Se Grillo è un fiotto primordiale, molti dei suoi censori sono l'inganno che per l'occasione tramuta in Biancaneve. Si tratta di sanculotti isterici in servizio permanente a tutela di presunte virtù di Stato che, per storia e cultura, non appartengono loro. I tupamaros della Santità progressista e non. Quelli che, insperatamente, da destra e sinistra, giocano a fare il SuperEgo freudiano della Nazione, grazie allo schianto del Verbo di Grillo.  E che, paradossalmente, gli sono speculari per l'ingordo, feroce puritanesimo giustizialista di originaria marca pentastellata.
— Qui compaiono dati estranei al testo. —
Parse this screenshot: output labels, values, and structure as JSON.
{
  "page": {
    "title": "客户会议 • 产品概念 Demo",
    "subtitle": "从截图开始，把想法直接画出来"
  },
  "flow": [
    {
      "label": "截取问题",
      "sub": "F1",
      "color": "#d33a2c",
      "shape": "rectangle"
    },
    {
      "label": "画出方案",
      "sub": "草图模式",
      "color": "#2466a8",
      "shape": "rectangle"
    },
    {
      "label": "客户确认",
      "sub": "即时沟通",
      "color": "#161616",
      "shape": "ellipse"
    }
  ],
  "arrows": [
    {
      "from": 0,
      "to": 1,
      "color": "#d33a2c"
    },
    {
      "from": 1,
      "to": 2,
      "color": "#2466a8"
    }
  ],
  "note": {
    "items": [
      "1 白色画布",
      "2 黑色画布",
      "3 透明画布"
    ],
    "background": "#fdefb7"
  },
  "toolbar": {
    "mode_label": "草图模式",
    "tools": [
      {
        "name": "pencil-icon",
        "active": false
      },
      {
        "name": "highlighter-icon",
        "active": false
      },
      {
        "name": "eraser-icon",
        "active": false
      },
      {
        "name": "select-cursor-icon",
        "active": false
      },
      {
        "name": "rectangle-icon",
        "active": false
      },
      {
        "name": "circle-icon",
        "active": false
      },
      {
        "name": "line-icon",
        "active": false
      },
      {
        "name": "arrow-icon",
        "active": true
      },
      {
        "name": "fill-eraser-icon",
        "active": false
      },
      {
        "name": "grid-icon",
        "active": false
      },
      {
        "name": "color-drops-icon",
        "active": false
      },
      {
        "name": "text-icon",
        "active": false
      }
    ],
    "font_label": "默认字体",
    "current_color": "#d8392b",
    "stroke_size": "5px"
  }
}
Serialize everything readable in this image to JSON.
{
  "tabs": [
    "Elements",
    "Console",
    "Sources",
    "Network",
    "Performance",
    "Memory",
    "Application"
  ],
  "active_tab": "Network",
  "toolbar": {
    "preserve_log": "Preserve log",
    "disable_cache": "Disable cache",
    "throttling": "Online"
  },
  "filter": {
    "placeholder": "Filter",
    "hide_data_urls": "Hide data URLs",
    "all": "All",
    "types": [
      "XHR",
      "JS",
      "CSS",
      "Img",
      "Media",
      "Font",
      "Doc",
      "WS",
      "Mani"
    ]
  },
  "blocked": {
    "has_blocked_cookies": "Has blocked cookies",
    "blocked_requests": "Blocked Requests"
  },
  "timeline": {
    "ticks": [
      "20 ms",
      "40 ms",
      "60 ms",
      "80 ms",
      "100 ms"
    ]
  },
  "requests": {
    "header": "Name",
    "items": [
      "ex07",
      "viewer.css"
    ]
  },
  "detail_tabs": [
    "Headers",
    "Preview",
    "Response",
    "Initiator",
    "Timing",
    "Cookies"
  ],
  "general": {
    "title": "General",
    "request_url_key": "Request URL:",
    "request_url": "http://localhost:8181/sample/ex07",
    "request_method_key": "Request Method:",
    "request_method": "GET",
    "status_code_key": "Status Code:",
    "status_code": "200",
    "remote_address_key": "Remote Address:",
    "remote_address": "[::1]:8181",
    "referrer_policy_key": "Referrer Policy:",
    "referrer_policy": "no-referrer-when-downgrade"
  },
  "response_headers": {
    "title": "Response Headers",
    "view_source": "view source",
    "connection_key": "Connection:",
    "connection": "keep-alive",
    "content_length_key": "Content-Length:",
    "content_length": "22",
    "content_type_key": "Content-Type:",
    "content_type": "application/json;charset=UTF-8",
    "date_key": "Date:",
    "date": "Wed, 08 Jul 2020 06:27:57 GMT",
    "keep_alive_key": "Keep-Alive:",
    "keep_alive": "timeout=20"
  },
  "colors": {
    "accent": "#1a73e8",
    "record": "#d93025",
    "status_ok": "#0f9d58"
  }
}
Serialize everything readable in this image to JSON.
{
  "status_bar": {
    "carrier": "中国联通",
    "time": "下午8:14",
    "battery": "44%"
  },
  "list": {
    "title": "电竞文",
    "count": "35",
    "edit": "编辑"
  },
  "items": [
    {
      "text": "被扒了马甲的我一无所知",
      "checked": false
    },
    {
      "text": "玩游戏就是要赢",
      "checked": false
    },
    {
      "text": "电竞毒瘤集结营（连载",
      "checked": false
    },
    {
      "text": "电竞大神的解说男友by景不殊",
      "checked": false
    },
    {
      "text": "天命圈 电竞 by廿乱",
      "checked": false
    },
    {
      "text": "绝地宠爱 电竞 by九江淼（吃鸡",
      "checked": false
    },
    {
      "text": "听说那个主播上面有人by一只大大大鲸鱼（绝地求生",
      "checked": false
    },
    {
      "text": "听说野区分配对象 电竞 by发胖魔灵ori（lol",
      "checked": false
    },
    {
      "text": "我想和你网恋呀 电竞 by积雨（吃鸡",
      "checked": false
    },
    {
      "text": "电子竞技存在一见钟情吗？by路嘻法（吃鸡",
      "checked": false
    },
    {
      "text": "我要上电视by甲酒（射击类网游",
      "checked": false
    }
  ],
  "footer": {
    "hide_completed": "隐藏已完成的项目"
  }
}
Gli improbabilissimi custodi del Bene, non contenti, imbandiscono banchetti sanguinari in rete per stritolare tra le fauci il feticcio di Beppe. Si nutrono di ebbrezze dionisiache, con tanto di bava sgorgante da labbra livide. Dentro un regolamento di conti che nemmeno il Giudizio Universale. Moralistucoli dalle etiche diroccate che, da una parte, invocano la civiltà giuridica e culturale del rispetto verso le donne e, dall'altra, schierano tamburi primitivi in forsennata ritmica per reclamare lo scalpo di Beppe.

Una menzione speciale meritano, poi, quanti sin qui avevano oltraggiato la Magistratura, salvo riscoprirne il culto e farsene apostoli, contro la blasfemia mossa a quest'ultima dallo stesso Grillo. Siamo all'orgia dello sdegno di maniera. Al trionfo della supercazzola partigiana: al travestimento dell'interesse di partito in illibatezza finta e mimata. All'indignatio praecox, il cui fetore dovrebbe insospettire soprattutto noi altre ragazzacce sgamate e cattive di questo ed altri tempi storici. Inamovibilmente fraudolenti e bugiardi.